Comme à l’accoutumée, Verhoeven s’interroge sur la monstruosité des victimes, leur propension à faire le mal et à se muer en coupables. En évoquant des antécédents douloureux et au combien suspicieux, Michèle ne devient plus objet de compassion, mais tout à coup de répulsion ! Sa lente descente aux enfers relève plus de la catharsis expiatoire que de l’agonie traumatisante. Trouble personnage que cette femme apte à renverser les situations inextricables par un déni dévastateur, comme les bons mots qu’elle emploie afin de clore des dialogues aussi truculents que déconcertants.

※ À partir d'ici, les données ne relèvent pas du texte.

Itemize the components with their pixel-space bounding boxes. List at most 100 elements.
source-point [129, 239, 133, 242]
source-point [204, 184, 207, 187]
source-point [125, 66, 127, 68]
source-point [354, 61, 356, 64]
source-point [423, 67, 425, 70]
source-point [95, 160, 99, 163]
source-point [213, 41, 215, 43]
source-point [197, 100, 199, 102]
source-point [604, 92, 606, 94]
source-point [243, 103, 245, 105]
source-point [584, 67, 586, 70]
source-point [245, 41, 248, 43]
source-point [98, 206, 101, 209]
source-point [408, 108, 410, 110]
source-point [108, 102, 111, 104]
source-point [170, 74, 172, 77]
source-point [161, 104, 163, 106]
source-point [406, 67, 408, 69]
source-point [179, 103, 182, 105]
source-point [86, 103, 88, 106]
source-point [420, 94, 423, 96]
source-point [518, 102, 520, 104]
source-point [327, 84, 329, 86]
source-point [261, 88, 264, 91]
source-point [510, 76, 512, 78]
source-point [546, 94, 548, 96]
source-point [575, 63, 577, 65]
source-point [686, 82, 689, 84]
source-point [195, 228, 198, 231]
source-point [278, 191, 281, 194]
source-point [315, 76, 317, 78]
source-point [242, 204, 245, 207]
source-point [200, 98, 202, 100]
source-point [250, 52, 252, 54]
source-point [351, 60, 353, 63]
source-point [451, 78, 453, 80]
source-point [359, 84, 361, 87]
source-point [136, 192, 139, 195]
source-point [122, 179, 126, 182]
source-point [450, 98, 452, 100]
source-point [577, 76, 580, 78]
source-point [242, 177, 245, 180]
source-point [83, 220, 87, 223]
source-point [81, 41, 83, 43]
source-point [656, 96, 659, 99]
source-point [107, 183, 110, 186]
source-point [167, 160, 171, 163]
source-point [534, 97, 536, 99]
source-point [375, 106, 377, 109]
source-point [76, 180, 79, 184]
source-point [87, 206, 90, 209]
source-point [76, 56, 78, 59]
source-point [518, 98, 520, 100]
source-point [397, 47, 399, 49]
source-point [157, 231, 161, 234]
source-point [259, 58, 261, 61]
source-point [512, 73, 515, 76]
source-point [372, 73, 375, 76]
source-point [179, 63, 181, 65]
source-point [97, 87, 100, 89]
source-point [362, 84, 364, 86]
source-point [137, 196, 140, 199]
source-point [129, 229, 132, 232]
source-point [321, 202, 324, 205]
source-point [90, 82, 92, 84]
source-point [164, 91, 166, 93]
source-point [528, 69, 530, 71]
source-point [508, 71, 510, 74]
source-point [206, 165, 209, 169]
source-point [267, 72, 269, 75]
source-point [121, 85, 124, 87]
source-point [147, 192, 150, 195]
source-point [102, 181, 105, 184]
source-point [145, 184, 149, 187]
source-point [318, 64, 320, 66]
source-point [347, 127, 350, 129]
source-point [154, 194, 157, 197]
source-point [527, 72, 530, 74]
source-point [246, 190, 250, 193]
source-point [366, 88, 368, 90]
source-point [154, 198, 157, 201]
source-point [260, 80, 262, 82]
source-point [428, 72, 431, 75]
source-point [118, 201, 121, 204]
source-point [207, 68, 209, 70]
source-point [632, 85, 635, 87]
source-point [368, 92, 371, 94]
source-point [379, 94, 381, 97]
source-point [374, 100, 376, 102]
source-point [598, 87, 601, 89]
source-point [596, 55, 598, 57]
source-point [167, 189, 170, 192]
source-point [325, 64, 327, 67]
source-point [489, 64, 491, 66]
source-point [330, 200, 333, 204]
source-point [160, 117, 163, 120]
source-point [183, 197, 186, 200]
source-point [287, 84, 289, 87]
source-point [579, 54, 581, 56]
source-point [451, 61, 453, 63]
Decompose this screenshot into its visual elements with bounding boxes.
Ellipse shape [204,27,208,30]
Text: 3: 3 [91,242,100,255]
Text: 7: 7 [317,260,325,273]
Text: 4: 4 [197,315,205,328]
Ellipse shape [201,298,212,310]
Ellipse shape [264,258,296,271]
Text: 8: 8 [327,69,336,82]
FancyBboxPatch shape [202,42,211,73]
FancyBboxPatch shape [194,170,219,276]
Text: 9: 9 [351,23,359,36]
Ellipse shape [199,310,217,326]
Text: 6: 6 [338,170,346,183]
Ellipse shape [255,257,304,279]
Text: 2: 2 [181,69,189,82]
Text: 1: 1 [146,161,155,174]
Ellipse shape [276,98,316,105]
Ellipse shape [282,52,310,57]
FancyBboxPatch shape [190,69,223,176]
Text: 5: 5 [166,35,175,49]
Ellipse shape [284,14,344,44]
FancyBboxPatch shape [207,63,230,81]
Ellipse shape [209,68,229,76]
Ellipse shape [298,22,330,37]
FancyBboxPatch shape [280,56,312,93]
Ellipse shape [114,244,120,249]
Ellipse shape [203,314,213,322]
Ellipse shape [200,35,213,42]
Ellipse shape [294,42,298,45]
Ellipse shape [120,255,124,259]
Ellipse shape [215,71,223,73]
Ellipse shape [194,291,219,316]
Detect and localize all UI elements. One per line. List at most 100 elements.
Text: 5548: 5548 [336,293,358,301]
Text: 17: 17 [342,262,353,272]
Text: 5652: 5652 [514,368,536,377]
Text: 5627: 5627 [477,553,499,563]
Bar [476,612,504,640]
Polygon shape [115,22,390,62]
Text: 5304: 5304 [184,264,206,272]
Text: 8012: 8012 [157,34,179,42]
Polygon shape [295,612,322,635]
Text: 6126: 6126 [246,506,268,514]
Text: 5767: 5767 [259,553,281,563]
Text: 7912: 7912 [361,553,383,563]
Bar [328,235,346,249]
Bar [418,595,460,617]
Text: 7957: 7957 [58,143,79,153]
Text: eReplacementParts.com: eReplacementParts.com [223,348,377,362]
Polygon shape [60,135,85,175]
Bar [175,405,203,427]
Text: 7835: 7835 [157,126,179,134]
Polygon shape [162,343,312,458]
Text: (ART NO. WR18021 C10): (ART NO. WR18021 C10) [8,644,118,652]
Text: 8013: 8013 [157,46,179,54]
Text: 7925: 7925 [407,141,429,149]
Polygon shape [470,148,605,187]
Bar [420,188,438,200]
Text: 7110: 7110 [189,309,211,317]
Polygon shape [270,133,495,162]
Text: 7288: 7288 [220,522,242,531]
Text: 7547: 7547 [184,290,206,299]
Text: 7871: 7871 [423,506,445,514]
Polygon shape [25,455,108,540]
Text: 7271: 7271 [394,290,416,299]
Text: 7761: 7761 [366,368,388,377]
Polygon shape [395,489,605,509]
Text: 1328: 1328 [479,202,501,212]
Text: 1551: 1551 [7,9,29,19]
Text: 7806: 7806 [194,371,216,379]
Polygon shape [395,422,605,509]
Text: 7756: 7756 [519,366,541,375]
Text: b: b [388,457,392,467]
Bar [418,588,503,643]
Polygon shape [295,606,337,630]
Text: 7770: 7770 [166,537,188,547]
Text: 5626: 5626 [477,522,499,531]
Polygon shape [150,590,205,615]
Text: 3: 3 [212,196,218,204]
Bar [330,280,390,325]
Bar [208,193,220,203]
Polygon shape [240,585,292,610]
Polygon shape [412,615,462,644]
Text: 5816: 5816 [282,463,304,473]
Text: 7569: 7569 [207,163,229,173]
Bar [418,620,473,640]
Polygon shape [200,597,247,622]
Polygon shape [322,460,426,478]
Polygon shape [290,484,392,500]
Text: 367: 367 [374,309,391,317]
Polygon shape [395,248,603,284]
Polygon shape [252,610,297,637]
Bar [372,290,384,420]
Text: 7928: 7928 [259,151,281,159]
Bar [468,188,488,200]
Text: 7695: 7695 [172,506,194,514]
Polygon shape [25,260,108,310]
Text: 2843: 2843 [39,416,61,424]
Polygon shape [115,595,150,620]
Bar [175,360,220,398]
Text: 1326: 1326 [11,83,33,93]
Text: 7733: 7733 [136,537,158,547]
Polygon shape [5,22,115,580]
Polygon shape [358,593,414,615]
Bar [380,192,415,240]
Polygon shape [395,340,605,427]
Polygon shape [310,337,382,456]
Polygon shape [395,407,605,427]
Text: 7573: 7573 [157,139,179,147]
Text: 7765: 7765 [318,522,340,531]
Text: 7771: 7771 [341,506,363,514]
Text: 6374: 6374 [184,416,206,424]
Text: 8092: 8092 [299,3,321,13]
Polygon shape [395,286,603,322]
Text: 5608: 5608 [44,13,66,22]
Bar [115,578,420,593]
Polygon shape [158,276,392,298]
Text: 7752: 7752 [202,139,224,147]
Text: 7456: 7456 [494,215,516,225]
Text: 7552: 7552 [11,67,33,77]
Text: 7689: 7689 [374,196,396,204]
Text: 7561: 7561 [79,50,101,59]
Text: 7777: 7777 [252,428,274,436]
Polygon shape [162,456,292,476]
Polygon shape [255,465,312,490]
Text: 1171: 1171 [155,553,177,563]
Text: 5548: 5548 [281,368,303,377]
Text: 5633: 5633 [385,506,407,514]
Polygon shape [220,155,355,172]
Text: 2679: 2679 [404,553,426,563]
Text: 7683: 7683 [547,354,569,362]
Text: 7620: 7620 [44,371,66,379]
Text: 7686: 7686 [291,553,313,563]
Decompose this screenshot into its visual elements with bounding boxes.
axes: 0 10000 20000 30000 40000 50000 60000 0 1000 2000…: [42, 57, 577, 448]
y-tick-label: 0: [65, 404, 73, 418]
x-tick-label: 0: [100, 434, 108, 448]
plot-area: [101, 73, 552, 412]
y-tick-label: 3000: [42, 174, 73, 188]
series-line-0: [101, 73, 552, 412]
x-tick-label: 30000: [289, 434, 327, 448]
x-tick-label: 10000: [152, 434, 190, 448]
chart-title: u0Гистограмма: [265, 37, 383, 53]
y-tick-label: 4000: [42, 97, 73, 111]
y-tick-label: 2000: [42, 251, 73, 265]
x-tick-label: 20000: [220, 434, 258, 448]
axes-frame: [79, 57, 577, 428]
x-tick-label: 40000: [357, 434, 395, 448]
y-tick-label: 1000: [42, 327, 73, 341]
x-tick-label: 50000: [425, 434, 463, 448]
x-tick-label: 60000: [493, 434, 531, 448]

Jamais à court d’idées pour mettre en péril ses protagonistes, par le chic ou par le choc, capable à la fois de la sobriété la plus classieuse et de la crudité extrême, Verhoeven interpelle, provoque et détonne. Plus que jamais arrivé à maturité, il signe avec Elle non seulement un retour fracassant, mais également peut être le meilleur long-métrage de sa carrière, insufflant un vent nouveau à son œuvre. Nul doute que Chabrol aurait apprécié.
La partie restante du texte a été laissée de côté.